Right now in the east part of Italy. I don't hope to go, I'll move as soon as I can, the only question is where . Some options are Mexico, Thailand, Spain and Canary Islands. Probably I'm going to spend a few weeks in Thai and then reevaluate


Quote:
Originally Posted by KingKrab
Good luck with your journey Matt, hope my book was able to inspire you in a positive way.
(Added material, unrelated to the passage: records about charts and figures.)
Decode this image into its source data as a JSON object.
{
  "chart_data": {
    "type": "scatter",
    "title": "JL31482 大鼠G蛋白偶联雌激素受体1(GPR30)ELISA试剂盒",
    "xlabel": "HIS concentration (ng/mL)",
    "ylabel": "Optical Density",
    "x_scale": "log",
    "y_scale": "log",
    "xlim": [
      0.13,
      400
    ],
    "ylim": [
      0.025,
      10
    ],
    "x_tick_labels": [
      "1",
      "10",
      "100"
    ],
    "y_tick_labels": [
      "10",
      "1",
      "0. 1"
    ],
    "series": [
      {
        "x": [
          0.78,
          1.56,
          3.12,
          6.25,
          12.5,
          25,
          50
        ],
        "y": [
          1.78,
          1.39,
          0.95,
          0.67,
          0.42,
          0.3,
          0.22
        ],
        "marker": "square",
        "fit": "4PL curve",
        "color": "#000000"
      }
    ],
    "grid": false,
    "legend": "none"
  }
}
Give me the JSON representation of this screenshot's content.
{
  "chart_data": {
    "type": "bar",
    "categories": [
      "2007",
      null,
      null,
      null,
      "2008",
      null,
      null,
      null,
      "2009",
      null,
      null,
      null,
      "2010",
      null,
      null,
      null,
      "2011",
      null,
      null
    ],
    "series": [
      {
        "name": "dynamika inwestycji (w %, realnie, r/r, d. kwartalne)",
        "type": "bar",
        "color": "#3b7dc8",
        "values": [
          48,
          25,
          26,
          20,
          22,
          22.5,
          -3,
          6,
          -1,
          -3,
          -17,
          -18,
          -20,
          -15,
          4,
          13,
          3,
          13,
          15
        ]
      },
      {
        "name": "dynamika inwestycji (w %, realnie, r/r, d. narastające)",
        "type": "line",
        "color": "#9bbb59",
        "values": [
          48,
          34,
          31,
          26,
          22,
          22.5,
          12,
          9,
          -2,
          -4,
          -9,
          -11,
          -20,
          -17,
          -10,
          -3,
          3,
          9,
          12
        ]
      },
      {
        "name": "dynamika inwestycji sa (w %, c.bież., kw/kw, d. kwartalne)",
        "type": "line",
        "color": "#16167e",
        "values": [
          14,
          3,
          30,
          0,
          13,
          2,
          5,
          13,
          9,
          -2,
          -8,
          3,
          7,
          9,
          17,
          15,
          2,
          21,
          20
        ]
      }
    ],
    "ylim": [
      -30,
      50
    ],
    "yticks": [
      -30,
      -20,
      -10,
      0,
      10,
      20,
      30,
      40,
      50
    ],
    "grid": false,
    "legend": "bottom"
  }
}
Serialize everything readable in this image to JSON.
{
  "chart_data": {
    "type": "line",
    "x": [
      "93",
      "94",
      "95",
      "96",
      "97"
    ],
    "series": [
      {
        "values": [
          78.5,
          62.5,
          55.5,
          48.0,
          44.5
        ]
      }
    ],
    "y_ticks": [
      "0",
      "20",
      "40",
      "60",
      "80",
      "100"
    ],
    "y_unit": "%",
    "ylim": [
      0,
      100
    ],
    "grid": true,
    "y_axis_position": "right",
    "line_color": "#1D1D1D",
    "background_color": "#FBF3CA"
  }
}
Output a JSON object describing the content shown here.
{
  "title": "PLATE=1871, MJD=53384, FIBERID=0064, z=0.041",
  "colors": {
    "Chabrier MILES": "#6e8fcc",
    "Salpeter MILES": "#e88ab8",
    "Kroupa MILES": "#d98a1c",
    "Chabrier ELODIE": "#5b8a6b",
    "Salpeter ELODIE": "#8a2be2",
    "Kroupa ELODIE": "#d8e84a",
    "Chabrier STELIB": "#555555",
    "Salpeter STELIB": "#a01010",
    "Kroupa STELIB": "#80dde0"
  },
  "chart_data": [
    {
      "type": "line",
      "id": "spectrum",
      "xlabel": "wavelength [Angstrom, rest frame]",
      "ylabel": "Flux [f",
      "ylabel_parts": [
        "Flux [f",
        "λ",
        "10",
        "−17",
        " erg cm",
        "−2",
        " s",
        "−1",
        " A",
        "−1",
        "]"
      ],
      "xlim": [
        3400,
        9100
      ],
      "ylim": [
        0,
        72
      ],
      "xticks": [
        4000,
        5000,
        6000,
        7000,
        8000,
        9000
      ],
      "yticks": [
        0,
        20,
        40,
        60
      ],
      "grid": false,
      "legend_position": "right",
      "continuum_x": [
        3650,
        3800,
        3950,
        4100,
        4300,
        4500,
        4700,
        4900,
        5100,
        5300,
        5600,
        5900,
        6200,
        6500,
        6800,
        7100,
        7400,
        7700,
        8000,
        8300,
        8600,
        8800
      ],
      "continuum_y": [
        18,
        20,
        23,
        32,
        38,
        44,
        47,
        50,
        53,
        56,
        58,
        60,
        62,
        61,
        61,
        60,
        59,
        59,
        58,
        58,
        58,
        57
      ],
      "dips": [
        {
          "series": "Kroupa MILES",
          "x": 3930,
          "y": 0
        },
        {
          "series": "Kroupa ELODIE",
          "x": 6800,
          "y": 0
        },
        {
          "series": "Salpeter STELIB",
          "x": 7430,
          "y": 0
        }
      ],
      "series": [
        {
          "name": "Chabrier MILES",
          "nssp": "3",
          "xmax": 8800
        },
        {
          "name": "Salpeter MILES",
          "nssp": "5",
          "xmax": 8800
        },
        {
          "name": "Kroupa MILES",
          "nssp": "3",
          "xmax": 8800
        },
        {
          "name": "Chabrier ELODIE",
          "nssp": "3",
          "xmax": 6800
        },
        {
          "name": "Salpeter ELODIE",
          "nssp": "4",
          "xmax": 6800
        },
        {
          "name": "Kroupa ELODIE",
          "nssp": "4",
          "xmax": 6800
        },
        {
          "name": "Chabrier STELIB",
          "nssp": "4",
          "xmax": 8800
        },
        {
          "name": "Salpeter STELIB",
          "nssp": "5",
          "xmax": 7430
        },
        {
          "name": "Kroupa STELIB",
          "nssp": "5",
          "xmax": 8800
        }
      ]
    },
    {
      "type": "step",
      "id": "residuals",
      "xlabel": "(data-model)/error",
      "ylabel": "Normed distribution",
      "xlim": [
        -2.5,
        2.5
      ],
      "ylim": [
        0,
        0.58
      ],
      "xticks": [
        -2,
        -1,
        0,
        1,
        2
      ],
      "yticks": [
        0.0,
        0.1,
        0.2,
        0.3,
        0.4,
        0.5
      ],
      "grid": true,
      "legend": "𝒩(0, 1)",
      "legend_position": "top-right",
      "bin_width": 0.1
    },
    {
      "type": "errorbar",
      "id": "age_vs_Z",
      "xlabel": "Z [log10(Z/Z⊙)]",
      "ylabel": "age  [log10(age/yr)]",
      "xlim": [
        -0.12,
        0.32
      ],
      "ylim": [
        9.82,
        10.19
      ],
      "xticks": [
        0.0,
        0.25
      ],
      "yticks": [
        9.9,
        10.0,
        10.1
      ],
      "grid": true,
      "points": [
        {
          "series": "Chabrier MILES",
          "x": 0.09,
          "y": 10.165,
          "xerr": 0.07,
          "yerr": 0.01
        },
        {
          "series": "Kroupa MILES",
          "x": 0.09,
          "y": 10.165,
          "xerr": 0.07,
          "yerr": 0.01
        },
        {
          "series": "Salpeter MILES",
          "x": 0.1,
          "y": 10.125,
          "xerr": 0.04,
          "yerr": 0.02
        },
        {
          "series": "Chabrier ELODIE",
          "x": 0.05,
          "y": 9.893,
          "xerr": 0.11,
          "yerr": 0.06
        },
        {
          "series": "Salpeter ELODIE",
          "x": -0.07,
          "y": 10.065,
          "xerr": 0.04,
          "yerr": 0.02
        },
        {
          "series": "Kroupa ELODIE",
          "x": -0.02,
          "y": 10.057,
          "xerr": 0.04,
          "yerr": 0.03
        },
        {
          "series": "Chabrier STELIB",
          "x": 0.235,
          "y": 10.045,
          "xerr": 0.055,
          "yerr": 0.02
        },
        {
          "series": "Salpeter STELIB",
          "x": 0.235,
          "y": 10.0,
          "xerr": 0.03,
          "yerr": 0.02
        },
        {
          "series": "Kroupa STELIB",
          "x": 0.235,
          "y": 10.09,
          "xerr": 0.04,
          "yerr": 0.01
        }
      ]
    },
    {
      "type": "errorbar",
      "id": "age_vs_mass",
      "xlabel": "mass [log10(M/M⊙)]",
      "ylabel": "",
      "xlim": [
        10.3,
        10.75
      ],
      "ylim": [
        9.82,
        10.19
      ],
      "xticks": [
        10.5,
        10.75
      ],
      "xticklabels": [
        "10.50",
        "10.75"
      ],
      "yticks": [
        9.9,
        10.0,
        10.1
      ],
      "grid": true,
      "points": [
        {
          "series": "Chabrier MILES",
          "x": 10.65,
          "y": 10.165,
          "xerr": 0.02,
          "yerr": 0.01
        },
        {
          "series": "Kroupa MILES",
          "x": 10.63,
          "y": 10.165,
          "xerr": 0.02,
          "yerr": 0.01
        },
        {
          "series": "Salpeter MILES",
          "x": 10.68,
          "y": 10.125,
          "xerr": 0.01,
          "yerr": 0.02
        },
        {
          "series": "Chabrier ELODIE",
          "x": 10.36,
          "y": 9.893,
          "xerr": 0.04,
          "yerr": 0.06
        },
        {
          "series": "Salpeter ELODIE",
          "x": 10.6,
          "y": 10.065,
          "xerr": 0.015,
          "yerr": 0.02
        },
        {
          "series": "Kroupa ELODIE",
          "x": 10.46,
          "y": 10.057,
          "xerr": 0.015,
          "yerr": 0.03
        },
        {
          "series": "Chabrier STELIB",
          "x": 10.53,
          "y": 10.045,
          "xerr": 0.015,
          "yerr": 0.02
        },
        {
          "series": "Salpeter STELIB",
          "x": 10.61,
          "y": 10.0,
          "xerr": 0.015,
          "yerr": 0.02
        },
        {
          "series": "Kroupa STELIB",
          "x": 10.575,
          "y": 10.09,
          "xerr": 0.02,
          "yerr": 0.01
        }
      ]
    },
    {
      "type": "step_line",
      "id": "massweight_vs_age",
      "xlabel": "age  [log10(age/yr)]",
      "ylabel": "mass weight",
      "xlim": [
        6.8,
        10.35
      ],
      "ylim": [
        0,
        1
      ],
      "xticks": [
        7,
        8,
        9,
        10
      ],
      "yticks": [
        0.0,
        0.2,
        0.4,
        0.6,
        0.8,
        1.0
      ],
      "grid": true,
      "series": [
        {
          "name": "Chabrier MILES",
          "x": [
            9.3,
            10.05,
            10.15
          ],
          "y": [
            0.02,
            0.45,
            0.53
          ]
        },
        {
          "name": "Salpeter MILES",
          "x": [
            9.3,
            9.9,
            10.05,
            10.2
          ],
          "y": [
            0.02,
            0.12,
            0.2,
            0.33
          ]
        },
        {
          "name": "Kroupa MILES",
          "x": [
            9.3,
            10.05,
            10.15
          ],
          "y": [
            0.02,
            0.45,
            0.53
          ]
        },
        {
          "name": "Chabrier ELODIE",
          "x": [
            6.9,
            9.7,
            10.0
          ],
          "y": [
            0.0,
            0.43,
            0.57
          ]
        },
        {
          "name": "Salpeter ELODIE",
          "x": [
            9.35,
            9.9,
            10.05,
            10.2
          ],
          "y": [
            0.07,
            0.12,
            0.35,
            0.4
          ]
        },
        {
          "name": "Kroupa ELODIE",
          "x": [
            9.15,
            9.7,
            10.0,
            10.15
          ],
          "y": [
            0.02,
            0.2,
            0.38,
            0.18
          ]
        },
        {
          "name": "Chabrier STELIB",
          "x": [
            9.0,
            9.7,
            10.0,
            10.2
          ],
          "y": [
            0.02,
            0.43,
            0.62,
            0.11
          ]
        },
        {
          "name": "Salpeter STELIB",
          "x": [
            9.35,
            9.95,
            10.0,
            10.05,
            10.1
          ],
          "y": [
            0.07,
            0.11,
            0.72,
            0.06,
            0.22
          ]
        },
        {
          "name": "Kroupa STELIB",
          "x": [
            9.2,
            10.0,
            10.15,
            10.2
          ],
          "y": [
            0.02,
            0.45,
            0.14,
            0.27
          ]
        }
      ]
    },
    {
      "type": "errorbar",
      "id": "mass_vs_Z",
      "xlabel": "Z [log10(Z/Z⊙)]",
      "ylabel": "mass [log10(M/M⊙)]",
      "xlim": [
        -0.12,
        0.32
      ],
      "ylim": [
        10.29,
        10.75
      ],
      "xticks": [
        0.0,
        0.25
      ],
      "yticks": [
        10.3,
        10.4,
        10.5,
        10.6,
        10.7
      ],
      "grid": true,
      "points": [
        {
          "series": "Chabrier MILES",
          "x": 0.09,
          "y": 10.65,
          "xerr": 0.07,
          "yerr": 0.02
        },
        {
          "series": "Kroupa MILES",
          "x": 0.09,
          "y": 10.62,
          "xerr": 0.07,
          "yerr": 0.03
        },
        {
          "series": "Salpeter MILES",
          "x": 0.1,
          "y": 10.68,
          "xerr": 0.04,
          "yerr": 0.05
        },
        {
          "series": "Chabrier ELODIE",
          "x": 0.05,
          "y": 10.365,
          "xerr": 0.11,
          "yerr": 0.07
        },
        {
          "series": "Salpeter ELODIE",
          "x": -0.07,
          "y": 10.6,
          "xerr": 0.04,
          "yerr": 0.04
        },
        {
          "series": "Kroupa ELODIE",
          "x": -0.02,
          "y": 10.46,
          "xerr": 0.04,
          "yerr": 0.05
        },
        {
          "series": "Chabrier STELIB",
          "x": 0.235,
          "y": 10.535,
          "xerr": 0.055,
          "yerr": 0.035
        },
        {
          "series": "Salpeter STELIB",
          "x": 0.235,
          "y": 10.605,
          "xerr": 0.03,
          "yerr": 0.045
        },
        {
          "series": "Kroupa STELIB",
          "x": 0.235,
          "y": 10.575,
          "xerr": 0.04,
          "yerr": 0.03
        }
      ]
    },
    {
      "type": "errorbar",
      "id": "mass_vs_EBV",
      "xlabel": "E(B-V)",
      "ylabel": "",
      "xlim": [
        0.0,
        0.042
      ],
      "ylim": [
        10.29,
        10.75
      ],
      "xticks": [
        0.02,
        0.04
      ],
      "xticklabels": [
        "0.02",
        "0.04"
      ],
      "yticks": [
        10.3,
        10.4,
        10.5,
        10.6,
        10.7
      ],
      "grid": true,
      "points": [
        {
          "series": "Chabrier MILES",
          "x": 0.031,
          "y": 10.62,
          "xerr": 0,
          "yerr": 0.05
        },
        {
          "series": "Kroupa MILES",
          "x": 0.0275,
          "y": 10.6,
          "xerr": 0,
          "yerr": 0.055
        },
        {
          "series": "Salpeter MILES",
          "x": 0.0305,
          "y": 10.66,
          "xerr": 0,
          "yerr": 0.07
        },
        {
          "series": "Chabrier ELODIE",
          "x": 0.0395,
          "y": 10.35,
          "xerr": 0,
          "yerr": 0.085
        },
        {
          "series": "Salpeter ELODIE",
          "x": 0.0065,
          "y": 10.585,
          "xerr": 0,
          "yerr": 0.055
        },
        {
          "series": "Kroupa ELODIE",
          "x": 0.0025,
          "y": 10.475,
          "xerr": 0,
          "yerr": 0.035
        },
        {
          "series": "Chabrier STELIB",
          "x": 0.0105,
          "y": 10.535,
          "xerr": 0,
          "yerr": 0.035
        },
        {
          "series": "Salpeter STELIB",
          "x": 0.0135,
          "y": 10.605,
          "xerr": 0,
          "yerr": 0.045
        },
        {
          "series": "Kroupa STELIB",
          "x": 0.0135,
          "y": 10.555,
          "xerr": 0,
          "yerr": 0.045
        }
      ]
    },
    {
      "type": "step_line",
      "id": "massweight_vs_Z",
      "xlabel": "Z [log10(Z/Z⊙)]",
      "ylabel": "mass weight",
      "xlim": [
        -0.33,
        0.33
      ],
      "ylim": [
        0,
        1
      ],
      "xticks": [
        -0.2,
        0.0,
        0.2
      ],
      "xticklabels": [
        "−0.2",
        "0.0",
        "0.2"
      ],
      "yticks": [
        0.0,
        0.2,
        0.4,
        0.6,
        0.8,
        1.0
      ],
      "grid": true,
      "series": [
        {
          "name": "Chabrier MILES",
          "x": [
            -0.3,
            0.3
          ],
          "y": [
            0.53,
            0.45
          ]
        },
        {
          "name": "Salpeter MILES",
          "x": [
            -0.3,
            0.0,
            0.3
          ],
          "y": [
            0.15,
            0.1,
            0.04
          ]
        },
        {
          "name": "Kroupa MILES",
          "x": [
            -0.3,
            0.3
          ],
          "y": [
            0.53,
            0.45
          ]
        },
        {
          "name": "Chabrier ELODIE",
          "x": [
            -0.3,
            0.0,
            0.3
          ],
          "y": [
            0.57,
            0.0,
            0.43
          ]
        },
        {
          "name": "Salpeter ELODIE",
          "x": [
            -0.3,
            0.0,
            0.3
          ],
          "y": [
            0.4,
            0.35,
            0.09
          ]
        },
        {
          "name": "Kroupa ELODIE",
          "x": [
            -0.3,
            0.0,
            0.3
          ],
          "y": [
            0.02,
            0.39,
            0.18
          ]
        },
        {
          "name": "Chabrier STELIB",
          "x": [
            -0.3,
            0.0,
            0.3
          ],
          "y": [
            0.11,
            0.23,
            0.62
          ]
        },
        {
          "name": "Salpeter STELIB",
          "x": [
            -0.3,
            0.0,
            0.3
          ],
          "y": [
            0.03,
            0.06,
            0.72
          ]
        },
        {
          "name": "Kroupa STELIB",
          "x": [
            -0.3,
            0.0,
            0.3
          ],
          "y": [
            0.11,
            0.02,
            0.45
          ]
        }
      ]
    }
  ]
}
I'm in Europe at the moment myself, where are you at? Maybe we could grab a beer sometime and talk poker.
Ty a lot to chime in, I really enjoyed your book and I think what you have been through was harder than my current situation. So yeah, it was and it is inspiring.
06-03-2017 , 03:47 PM
Uninstalling Tinder

I've installed the app with very very high expectation. I'm not social, didn't update my status since 4 years and don't make many pics, Tinder is based on photos basically, so I needed to do something about that. I purchased a photo shooting service in order to sell myself better online. Acutally, I had 2 accounts, with two different personalities and photo, to attract different kind of girls... and it worked, I got completely different matches and I did have lot of them. I also studied online dating, there def a lot of room to improve your profile and be attractive in general. If you think about that, there are cure girls out there, but maybe their photos are only 2 blurry pics, guess what? You pass by because they didn't catch you eye. Well, now it is great right? I have professional photos, I know how to make a good profile, I should make a killing right? No. Matches doesn't equal a BJ or even a meet up, unfortunately, so you have to work a little bit to spark some interest on the girl. A bit of statistics, 86 matches, 8 meet ups and NONE ****ed. Pretty ****ty result, I got admit that but this don't tell the whole story. TBH, I'm an average guy, so maybe hotter guys could have different stats right? Wrong. It turns out that handsome guys experience the same issues and most importantly, the place you swipe in, matters a lot. Living in a small city doesn't help, with a somewhat small pool of girls, but the main issue is attitude. People around me are always sad/angry and don't talk to each other very much. They live on socials, but lack of in-person social skills, whenever you go out, you feel lonely. I got friends who left this place and cannot agree more with what I said, so again, this isn't a personal view, this is an objective one.
There's no point in using a dating app if girls don't have the willing to meet, also, I found myself check that app many times per day hoping to catch a girl. This is sad and wrong, Tinder should be a bonus not your source of to meet new people. So I uninstalled the app and right now I focus on real life interactions. I'm doing pretty good in the small city which I'm currently live in, but I'm doing awful in the near big city. The former is astounding friendly, everyone is looking to have a small talk, while the latter is gloomy and people don't want to talk at all. 2 miles away from each other, 2 totally different people.
Instead of complain, I should work my ass off to leave this ****ing place. Actually I see my city like a huge social gym set on 'hard difficulty', if I practice here, I'll be a beast when I move.